In an attempt to prove or disprove the existence of antigravity, scientists at CERN did an experiment on antimatter where they discovered that 80% of antihydrogen atoms, when enclosed in a vertical tube with a bottom opening and a top opening, fell down through the bottom opening. As the author quoted, "Most scientists are profoundly unsurprised by the result."

I love that expression! And I need to start using it in conversations. For instance:

FRIEND AT THE PUB: "Did you hear David Cameron is now our new Foreign Secretary? I thought he wanted to stay out of politics!"

ME: "Well, I’m profoundly unsurprised."

MAN AT THE BUS STOP: "It looks like the 95 bus is going to be really late again today."

ME: "Well, once again, I’m profoundly unsurprised."

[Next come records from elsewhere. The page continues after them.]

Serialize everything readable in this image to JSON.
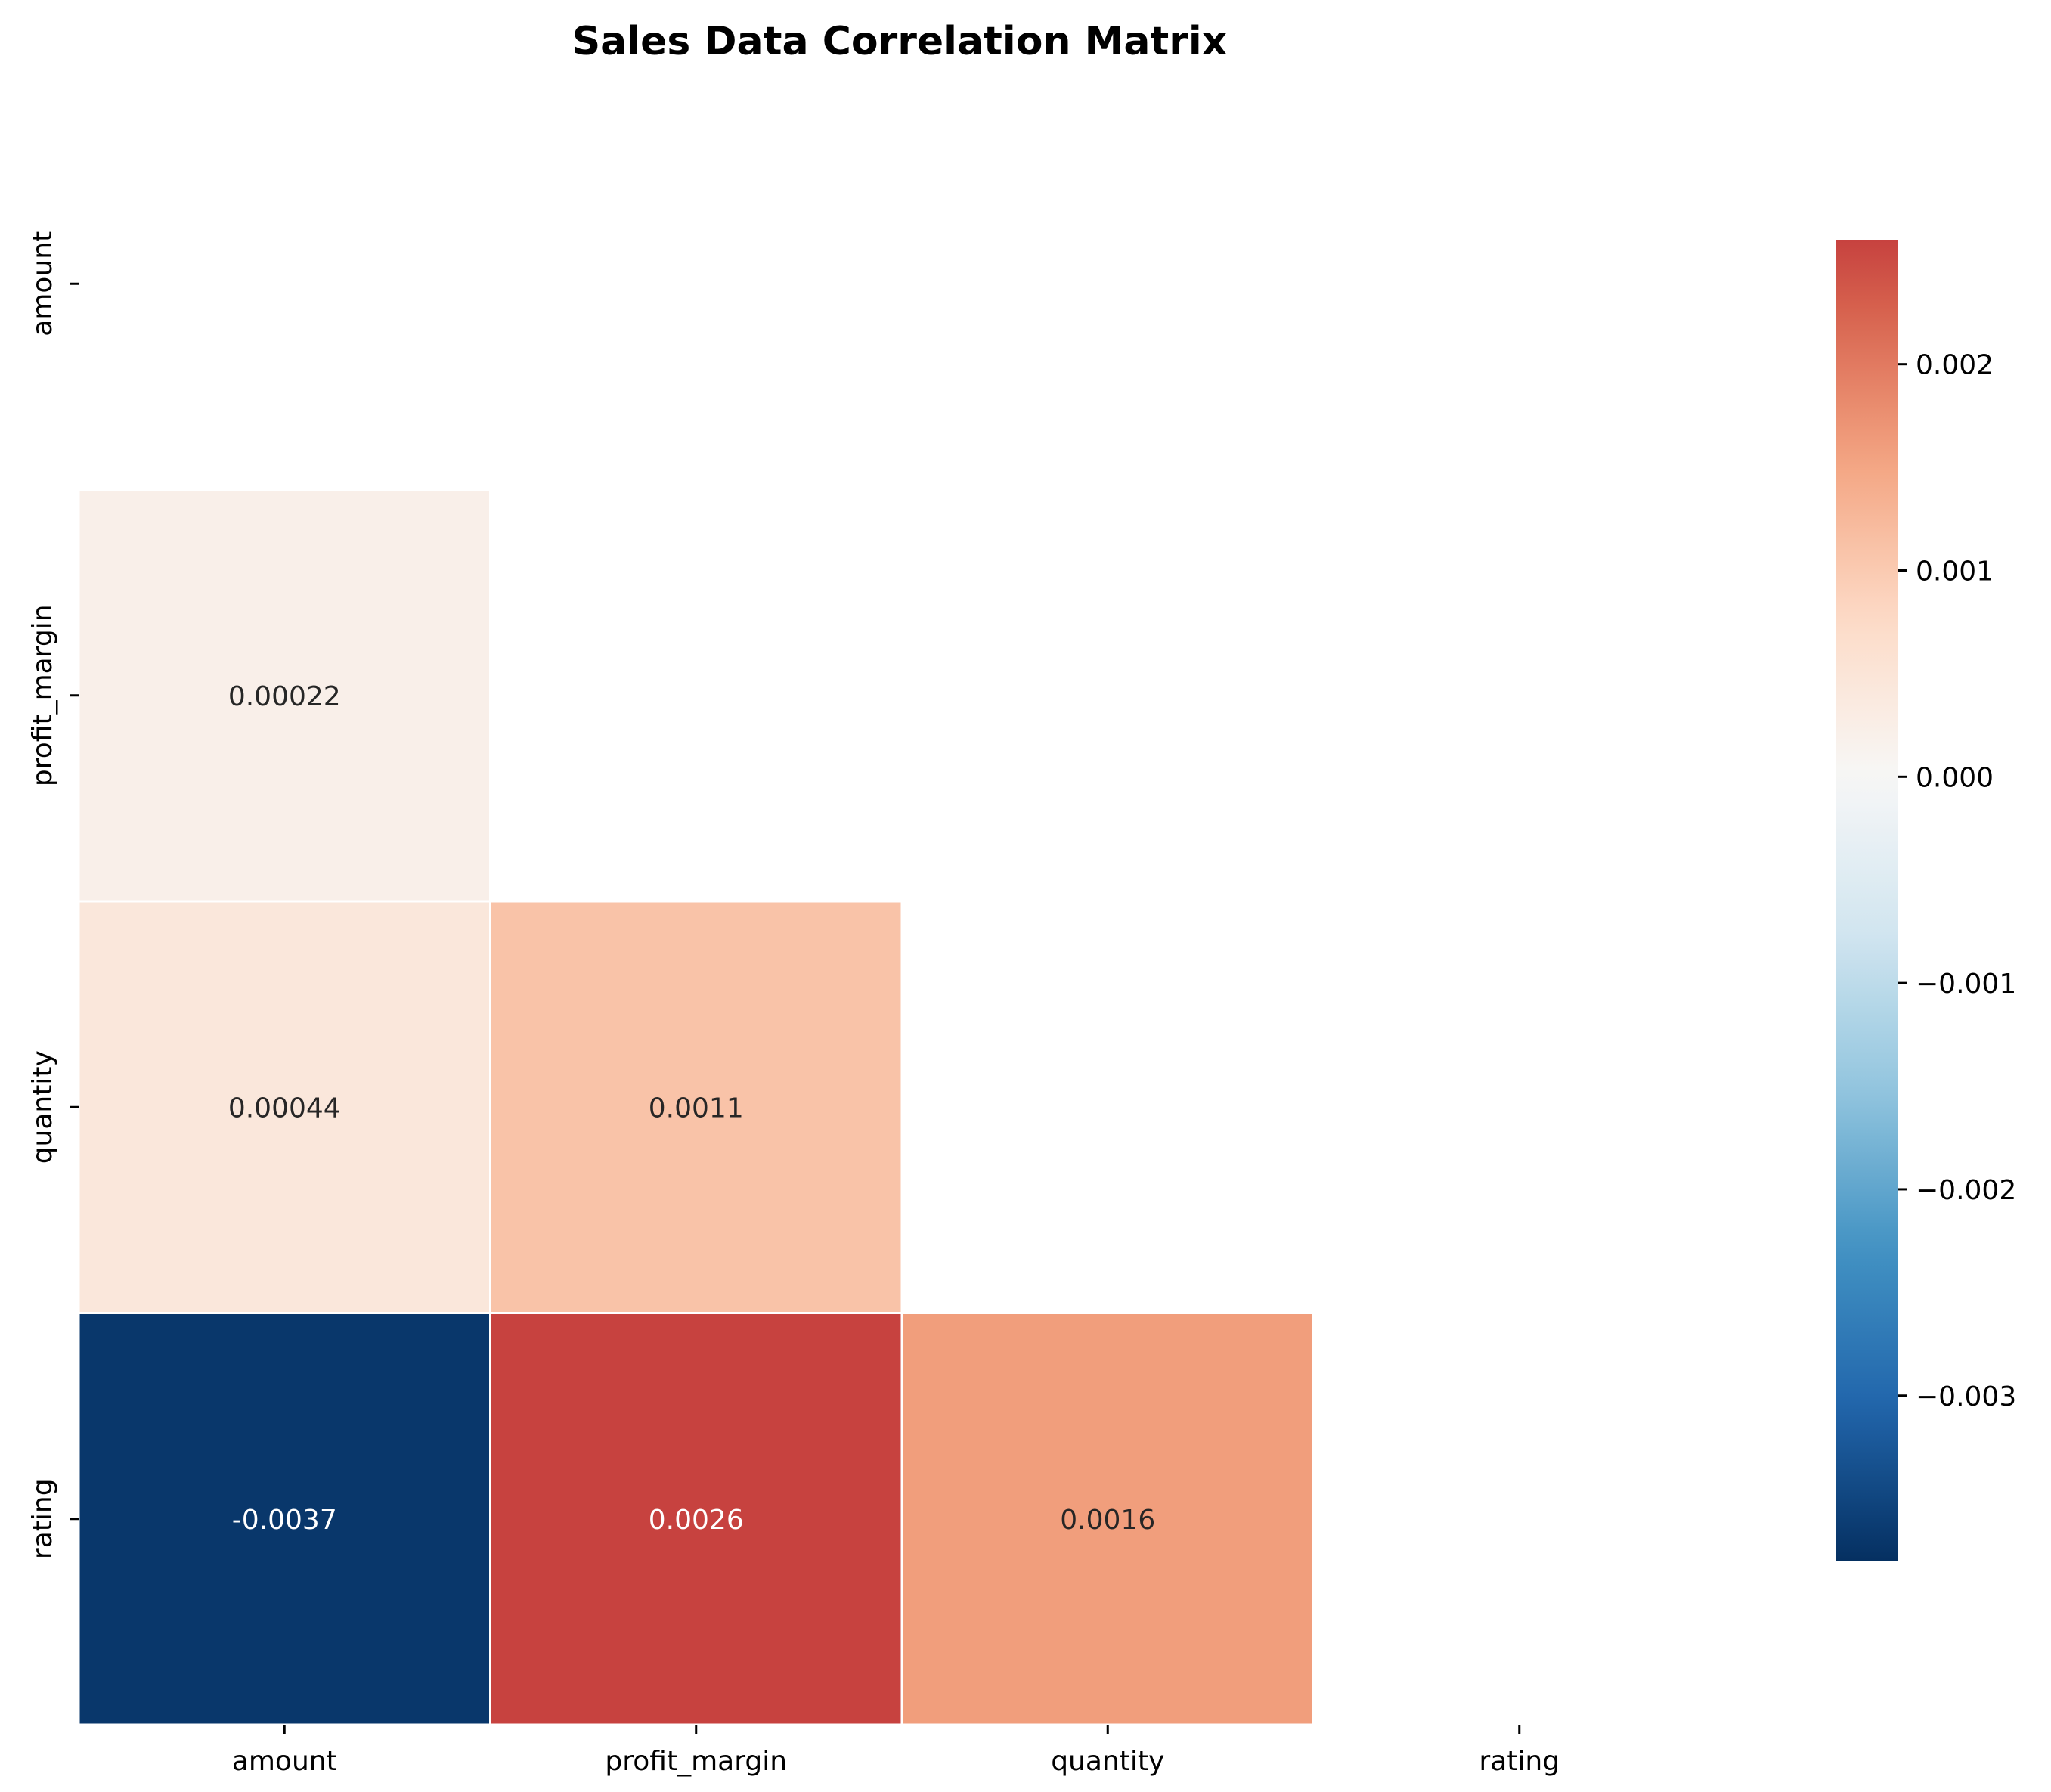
{
  "chart_data": {
    "type": "heatmap",
    "title": "Sales Data Correlation Matrix",
    "xlabel": "",
    "ylabel": "",
    "row_labels": [
      "amount",
      "profit_margin",
      "quantity",
      "rating"
    ],
    "col_labels": [
      "amount",
      "profit_margin",
      "quantity",
      "rating"
    ],
    "mask": "upper-triangle-including-diagonal",
    "cells": [
      {
        "row": 1,
        "col": 0,
        "value": 0.00022,
        "label": "0.00022"
      },
      {
        "row": 2,
        "col": 0,
        "value": 0.00044,
        "label": "0.00044"
      },
      {
        "row": 2,
        "col": 1,
        "value": 0.0011,
        "label": "0.0011"
      },
      {
        "row": 3,
        "col": 0,
        "value": -0.0037,
        "label": "-0.0037"
      },
      {
        "row": 3,
        "col": 1,
        "value": 0.0026,
        "label": "0.0026"
      },
      {
        "row": 3,
        "col": 2,
        "value": 0.0016,
        "label": "0.0016"
      }
    ],
    "colorbar": {
      "min": -0.0038,
      "max": 0.0026,
      "center": 0,
      "colormap": "RdBu_r",
      "ticks": [
        {
          "value": 0.002,
          "label": "0.002"
        },
        {
          "value": 0.001,
          "label": "0.001"
        },
        {
          "value": 0.0,
          "label": "0.000"
        },
        {
          "value": -0.001,
          "label": "−0.001"
        },
        {
          "value": -0.002,
          "label": "−0.002"
        },
        {
          "value": -0.003,
          "label": "−0.003"
        }
      ]
    },
    "colors": {
      "cell_border": "#ffffff",
      "dark_text": "#262626",
      "light_text": "#ffffff"
    }
  }
}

ANDREW AT HOME: "Looks like we’ll need to get some more mushrooms today."

ME: "Well, I’m profoundly unsurprised -- I’ll put them on my list." The birth of a new linguistic coinage is interesting. "Profound Surprise" is a wonderful concept. "Profoundly Unsurprised" could be the pseudonym of someone writing to an advice columnist.

Do you think "profound surprise" only takes us one nuanced level beyond the low end of the spectrum -- already occupied by "dull surprise" (given to us by Cream) and "numb surprise" (from the Doors' "Soul Kitchen") -- into its polar opposite, much like the matter/antimatter phenomenon that scientists are responding (or profoundly not responding) to?

I’d forgotten about the Doors’ numb surprise. I do remember Pink Floyd being comfortably numb, so I suppose one could experience a comfortably numb surprise. But you’ve inspired me to write a letter to my local advice columnist, perhaps about the wisdom of having a uterus transplanted in my arm at my age, and I could sign my query “Profoundly Incurious in Wetwang”.